THE EFFECT OF INTERLAYER BOND STRENGTH ON THE MECHANICAL BEHAVIOUR OF 3D PRINTED MORTAR WITH BIOCHAR

Abstract

The built industry contributes to 40% of energy and process-related carbon emissions, with cement production and preparation contributing to a large proportion of this. With global building stock set to double by 2050, finding solutions and efficient practices are vital. Recent advancements in additive manufacturing within the built industry have shown the potential that environmental and economic benefits 3D printing possess. Biochar is considered an alternative to cement as it captures carbon and improves mechanical strength of mortar mixes. This paper looks at integrating material (biochar) and method (3D printing). A major weakness of 3D concrete printing is the bond strength between layer interface, which decreases if resting time between layers increase. This paper hypothesises that biochar improves interlayer bond strength due to its ability to retain water and slow the rate of hydration at the free, exposed surface of the layers.
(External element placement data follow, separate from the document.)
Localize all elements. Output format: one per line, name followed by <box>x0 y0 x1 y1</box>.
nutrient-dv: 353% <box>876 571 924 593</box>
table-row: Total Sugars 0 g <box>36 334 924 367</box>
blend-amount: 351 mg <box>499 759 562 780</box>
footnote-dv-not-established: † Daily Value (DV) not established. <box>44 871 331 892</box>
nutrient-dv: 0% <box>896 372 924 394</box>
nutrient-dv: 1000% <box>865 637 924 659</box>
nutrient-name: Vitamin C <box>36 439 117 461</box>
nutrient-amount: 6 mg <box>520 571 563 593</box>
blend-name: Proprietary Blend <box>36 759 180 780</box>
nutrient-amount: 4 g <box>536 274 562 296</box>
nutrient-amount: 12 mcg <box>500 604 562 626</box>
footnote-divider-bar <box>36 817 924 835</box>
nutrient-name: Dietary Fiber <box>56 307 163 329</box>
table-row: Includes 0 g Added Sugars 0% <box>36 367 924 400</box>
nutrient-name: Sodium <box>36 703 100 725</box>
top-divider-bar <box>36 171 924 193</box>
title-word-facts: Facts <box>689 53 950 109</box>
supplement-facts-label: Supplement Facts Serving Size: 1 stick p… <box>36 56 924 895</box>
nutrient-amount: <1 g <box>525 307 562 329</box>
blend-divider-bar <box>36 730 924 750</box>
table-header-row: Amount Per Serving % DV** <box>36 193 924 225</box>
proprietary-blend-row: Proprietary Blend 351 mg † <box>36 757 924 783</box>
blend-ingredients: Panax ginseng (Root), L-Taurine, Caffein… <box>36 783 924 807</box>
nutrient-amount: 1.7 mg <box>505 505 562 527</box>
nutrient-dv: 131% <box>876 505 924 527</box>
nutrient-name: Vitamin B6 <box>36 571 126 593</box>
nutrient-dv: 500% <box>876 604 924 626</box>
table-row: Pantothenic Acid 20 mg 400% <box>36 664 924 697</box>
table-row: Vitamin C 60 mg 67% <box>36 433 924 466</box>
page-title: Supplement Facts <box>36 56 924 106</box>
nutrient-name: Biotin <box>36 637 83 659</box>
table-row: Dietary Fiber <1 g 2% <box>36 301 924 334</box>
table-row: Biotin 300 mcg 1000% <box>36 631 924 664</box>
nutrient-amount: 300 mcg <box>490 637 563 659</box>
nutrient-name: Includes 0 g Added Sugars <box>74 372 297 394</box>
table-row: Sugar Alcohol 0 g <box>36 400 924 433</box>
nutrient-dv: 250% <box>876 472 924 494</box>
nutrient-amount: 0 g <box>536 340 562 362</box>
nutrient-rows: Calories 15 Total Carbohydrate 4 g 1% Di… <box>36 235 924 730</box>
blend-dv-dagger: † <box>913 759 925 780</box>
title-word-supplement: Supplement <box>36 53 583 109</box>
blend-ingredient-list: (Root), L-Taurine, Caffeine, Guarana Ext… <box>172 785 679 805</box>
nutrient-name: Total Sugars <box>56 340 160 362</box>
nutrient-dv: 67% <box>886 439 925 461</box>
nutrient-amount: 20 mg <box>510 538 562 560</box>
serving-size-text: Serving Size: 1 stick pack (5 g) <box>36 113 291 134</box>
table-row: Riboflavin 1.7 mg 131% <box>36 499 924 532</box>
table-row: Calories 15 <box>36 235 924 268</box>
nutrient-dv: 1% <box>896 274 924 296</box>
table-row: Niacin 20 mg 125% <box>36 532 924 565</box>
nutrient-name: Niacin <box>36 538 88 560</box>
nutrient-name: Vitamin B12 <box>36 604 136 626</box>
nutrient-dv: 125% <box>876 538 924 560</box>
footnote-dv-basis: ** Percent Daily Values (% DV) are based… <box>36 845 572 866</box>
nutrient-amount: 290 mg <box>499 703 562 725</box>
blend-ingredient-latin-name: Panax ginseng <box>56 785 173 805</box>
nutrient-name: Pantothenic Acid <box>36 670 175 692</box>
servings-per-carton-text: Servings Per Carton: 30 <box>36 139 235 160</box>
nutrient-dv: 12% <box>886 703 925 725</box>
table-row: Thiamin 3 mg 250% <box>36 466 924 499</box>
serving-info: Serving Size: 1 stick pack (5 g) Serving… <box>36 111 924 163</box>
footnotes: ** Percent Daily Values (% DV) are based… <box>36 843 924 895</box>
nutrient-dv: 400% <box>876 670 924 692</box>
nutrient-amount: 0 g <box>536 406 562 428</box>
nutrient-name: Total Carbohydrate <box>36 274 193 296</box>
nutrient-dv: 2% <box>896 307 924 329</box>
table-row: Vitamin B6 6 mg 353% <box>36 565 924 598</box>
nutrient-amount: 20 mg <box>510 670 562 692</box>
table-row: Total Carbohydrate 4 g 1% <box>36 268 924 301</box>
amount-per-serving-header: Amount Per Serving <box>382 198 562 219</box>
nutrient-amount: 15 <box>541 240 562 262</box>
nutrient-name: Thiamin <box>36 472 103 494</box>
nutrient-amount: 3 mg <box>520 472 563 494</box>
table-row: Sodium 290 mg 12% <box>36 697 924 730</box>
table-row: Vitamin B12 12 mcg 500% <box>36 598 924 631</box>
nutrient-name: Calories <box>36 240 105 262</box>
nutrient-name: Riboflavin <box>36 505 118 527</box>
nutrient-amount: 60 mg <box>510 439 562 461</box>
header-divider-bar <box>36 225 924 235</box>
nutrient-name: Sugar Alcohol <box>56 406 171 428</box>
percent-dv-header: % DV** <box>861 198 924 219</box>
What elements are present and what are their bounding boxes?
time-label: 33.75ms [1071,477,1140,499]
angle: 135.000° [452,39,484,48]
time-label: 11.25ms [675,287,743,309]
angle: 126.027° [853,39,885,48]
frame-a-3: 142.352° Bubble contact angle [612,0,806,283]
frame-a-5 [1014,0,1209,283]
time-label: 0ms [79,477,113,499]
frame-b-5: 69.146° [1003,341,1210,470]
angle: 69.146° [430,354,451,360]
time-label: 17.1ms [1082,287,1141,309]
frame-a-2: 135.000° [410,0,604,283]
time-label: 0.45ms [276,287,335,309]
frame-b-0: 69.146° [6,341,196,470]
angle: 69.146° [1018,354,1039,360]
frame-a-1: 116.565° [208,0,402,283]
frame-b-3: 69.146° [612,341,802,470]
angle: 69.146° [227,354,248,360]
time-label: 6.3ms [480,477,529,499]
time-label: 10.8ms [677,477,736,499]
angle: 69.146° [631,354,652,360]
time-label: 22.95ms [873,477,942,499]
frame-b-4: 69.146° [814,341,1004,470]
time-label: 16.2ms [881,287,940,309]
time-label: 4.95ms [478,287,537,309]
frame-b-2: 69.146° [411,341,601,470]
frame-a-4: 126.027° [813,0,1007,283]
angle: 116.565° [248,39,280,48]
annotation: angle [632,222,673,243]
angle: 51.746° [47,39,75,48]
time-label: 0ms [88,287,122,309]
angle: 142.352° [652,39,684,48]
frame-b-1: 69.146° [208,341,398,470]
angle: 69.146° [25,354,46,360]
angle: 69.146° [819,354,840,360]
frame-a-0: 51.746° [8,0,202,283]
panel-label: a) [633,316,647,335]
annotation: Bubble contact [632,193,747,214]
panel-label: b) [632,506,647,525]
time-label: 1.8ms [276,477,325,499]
A series of mechanical strength tests were conducted on printed concrete samples containing biochar to test this hypothesis. The results show that while biochar enhances the intrinsic material strength of the printed concrete, it is unable to increase its interlayer strength. Biochar seems to draw water away from the interface and into its pores, increasing the rate of hydration and negatively affecting the interface bond strength. However, biochar greatly enhances overall mechanical strength, a characteristic beneficial to 3D concrete printing. Further research is necessary to optimise the mortar mix and type of biochar used, to continue investigation into improving interlayer bond strength.